Here’s an anecdote from a couple years ago I never got around to publishing. Not sure if it will be interesting to anyone but me, but here goes.
You’re walking the streets of Ikebukuro, killing time before your rendezvous with some co-workers. As always, Ikebukuro is awash in neon, packed with the exotic rubbing shoulder-to-shoulder with the socially inept.
In the midst of this, The Player catches your eye.
He intrigues you so much that you actually follow him a few blocks to see where he’s headed.
The Player has bleach tips in his hair, a swagger to his stride. He’s decked out in a fancy if somewhat over-sized business suit. And there are, you’ve determined, only three types of people who wear suits in Japan:
-Guys who work at “host” bars
The Player is a fellow foreigner, which is what initially got your attention. He doesn’t look like a drone, and has an arrogance to him that says he knows exactly what he’s doing. It’s a confidence born of experience, rather than being a shaky front like that of so many foreigners here that you’ve met.
He enters a Family Mart and gets a coffee. Still following, you grab a chuhai and duck back outside to do a bit of street drinking.

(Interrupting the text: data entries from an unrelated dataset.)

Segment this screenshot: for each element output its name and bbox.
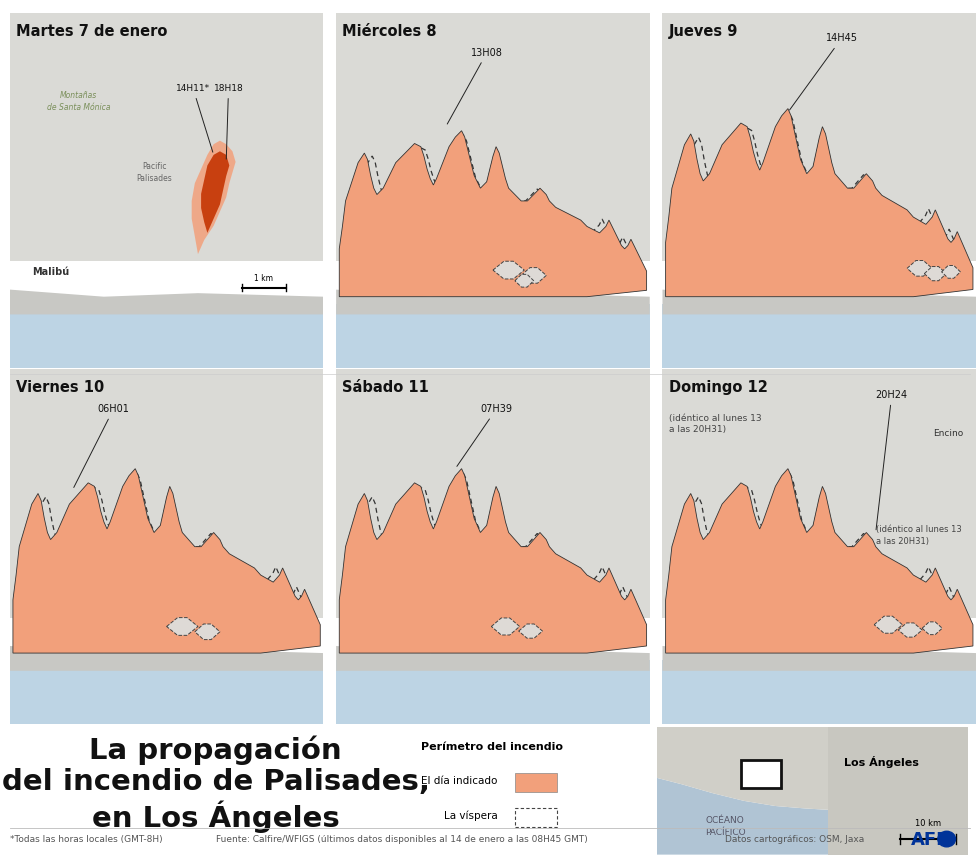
Text: OCÉANO
PACÍFICO: OCÉANO PACÍFICO: [705, 817, 746, 836]
Text: 14H45: 14H45: [790, 34, 858, 110]
Text: (idéntico al lunes 13
a las 20H31): (idéntico al lunes 13 a las 20H31): [668, 413, 761, 434]
Polygon shape: [514, 274, 534, 287]
Text: (idéntico al lunes 13
a las 20H31): (idéntico al lunes 13 a las 20H31): [876, 525, 961, 546]
Text: Los Ángeles: Los Ángeles: [844, 757, 918, 768]
Polygon shape: [336, 13, 650, 261]
Polygon shape: [665, 109, 973, 297]
Polygon shape: [336, 660, 650, 724]
Polygon shape: [491, 618, 519, 635]
Text: Pacific
Palisades: Pacific Palisades: [136, 162, 171, 183]
Polygon shape: [13, 469, 320, 653]
Text: AFP: AFP: [911, 831, 951, 849]
Polygon shape: [662, 290, 976, 315]
Text: 06H01: 06H01: [74, 404, 129, 488]
FancyBboxPatch shape: [515, 773, 557, 792]
Text: La víspera: La víspera: [444, 811, 498, 822]
Polygon shape: [518, 624, 543, 638]
Polygon shape: [10, 369, 323, 618]
Text: Encino: Encino: [933, 429, 963, 438]
Polygon shape: [907, 260, 932, 276]
Polygon shape: [10, 290, 323, 315]
Text: Domingo 12: Domingo 12: [668, 380, 767, 395]
Text: Miércoles 8: Miércoles 8: [342, 23, 437, 39]
Polygon shape: [657, 727, 828, 810]
Polygon shape: [665, 469, 973, 653]
Polygon shape: [10, 304, 323, 368]
Polygon shape: [195, 624, 220, 639]
Text: Viernes 10: Viernes 10: [16, 380, 104, 395]
Polygon shape: [828, 727, 968, 855]
Polygon shape: [336, 290, 650, 315]
Polygon shape: [336, 304, 650, 368]
Polygon shape: [192, 141, 235, 254]
Polygon shape: [662, 13, 976, 261]
Polygon shape: [657, 778, 828, 855]
Polygon shape: [662, 660, 976, 724]
Text: 20H24: 20H24: [876, 390, 907, 529]
Text: *Todas las horas locales (GMT-8H): *Todas las horas locales (GMT-8H): [10, 835, 163, 843]
Polygon shape: [493, 261, 524, 279]
Polygon shape: [201, 151, 229, 233]
Polygon shape: [167, 618, 198, 635]
Polygon shape: [662, 304, 976, 368]
Text: 14H11*: 14H11*: [176, 84, 213, 152]
Bar: [741, 759, 781, 788]
Polygon shape: [10, 646, 323, 671]
Text: La propagación
del incendio de Palisades,
en Los Ángeles: La propagación del incendio de Palisades…: [2, 735, 429, 833]
Polygon shape: [874, 616, 903, 633]
Text: 13H08: 13H08: [447, 48, 503, 124]
Polygon shape: [336, 646, 650, 671]
Text: Sábado 11: Sábado 11: [342, 380, 429, 395]
Text: Datos cartográficos: OSM, Jaxa: Datos cartográficos: OSM, Jaxa: [725, 835, 864, 843]
Text: Malibú: Malibú: [32, 267, 70, 277]
Text: Perímetro del incendio: Perímetro del incendio: [421, 742, 563, 753]
Text: Montañas
de Santa Mónica: Montañas de Santa Mónica: [47, 91, 111, 112]
FancyBboxPatch shape: [515, 808, 557, 827]
Text: Jueves 9: Jueves 9: [668, 23, 738, 39]
Polygon shape: [10, 660, 323, 724]
Text: El día indicado: El día indicado: [421, 776, 498, 786]
Polygon shape: [924, 266, 947, 281]
Polygon shape: [339, 131, 647, 297]
Text: Fuente: Calfire/WFIGS (últimos datos disponibles al 14 de enero a las 08H45 GMT): Fuente: Calfire/WFIGS (últimos datos dis…: [216, 835, 587, 843]
Polygon shape: [10, 13, 323, 261]
Text: 10 km: 10 km: [914, 819, 941, 829]
Polygon shape: [662, 646, 976, 671]
Polygon shape: [521, 267, 546, 283]
Polygon shape: [899, 623, 922, 638]
Polygon shape: [339, 469, 647, 653]
Text: 07H39: 07H39: [457, 404, 513, 466]
Text: Martes 7 de enero: Martes 7 de enero: [16, 23, 168, 39]
Polygon shape: [662, 369, 976, 618]
Text: 1 km: 1 km: [255, 273, 273, 283]
Polygon shape: [942, 266, 960, 279]
Polygon shape: [922, 622, 942, 635]
Polygon shape: [336, 369, 650, 618]
Text: 18H18: 18H18: [214, 84, 243, 159]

When he exits, there’s an awkward silence as you stand side by side. He sips his coffee and you sip your chuhai. You view each other from the corners of your eyes, all the while pretending not to. You’re an old Japan hand, but this guy is confounding you. He doesn’t conform to your stereotypes. “Dammit, man, what do you DO?!” you want to scream. Is this guy, a fellow white devil, really a foreign host? Is there even such a thing? And if so, how well does it pay? Lord knows you could use the money.
In that moment, the Player walks away. You watch him in that slightly too-large suit as he goes.
And you think, “Damn. I should have asked for his card.”